The adorable stranger chuckled again, but this time David kept a prideful smirk on. “Guessing by your last name, you’ve received plenty of roses.”

“Oh,” David scoffed. “you have no idea.”

There were butterflies dancing with the light breeze that the stranger was looking towards. David, suddenly feeling fidgety from not having all the attention of the adorable stranger, fixed the strand of hair resting on his own forehead, and inched closer.

“So, the whole town and you know my name.” That caught his attention back, but David kept his nonchalance despite his restless heart beating quicker. “What’s yours?”

The stranger held out his hand and David was unprepared for the strong grip he’d apply. “Patrick,” he’d answer. “Patrick Brewer.”

* * *

Two days had passed since David exchanged numbers with the stranger in the park yet not a call or text was made or received. Being stuck in his head had him contemplate too hard about whether or not Patrick was being a huge flirt or just being a super nice person because unlike the people David surrounded himself back in New York, the people of Schitt’s Creek were all decent by default.

There was a knock on the door that had David yell for Alexis to answer. She’d complain about how he was closer to the door, and he’d retort by reminding her of his broken arm and how it was her bike that did the damage.
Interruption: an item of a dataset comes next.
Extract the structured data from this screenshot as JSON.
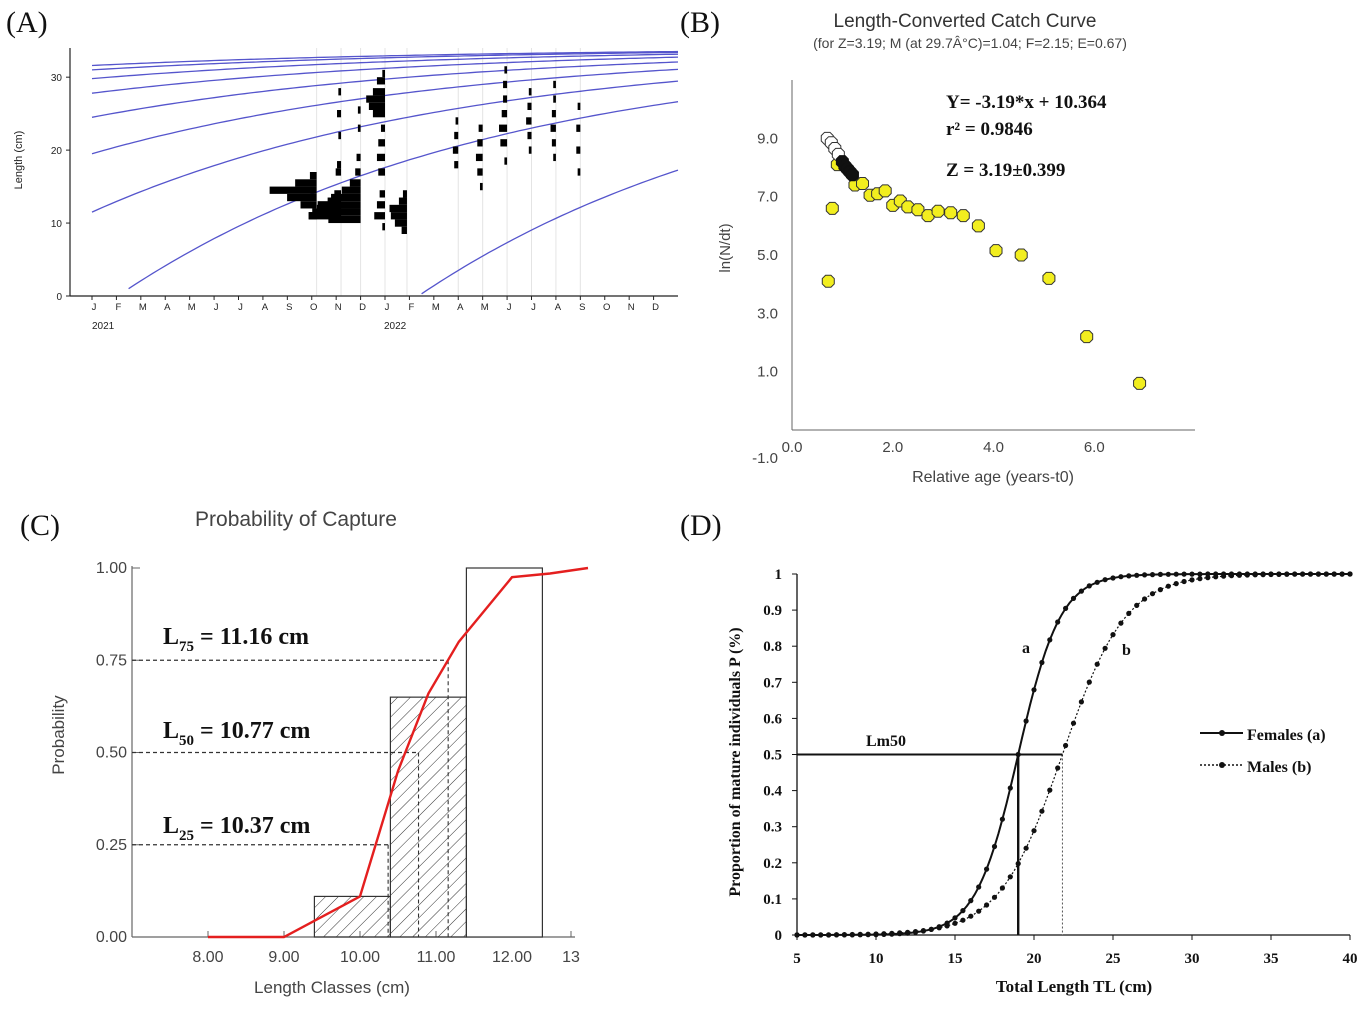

Ugh-ing, Alexis opened the door and was greeted by Stevie, holding a small bouquet of lavender roses. They both giggled as they read the note that was attached to the gift, and David was quick to grab it away from them. In cheesy but pretty cursive it read;

_Flowers for David…_  
_Dinner at 6? :)_

_\- Patrick_

**Author's Note:**

> Thanks for reading!
> 
> If there’s one genre I struggle to write the most, it’s rom-coms (especially the rom part) but twas a fun challenge and I hope you enjoyed reading!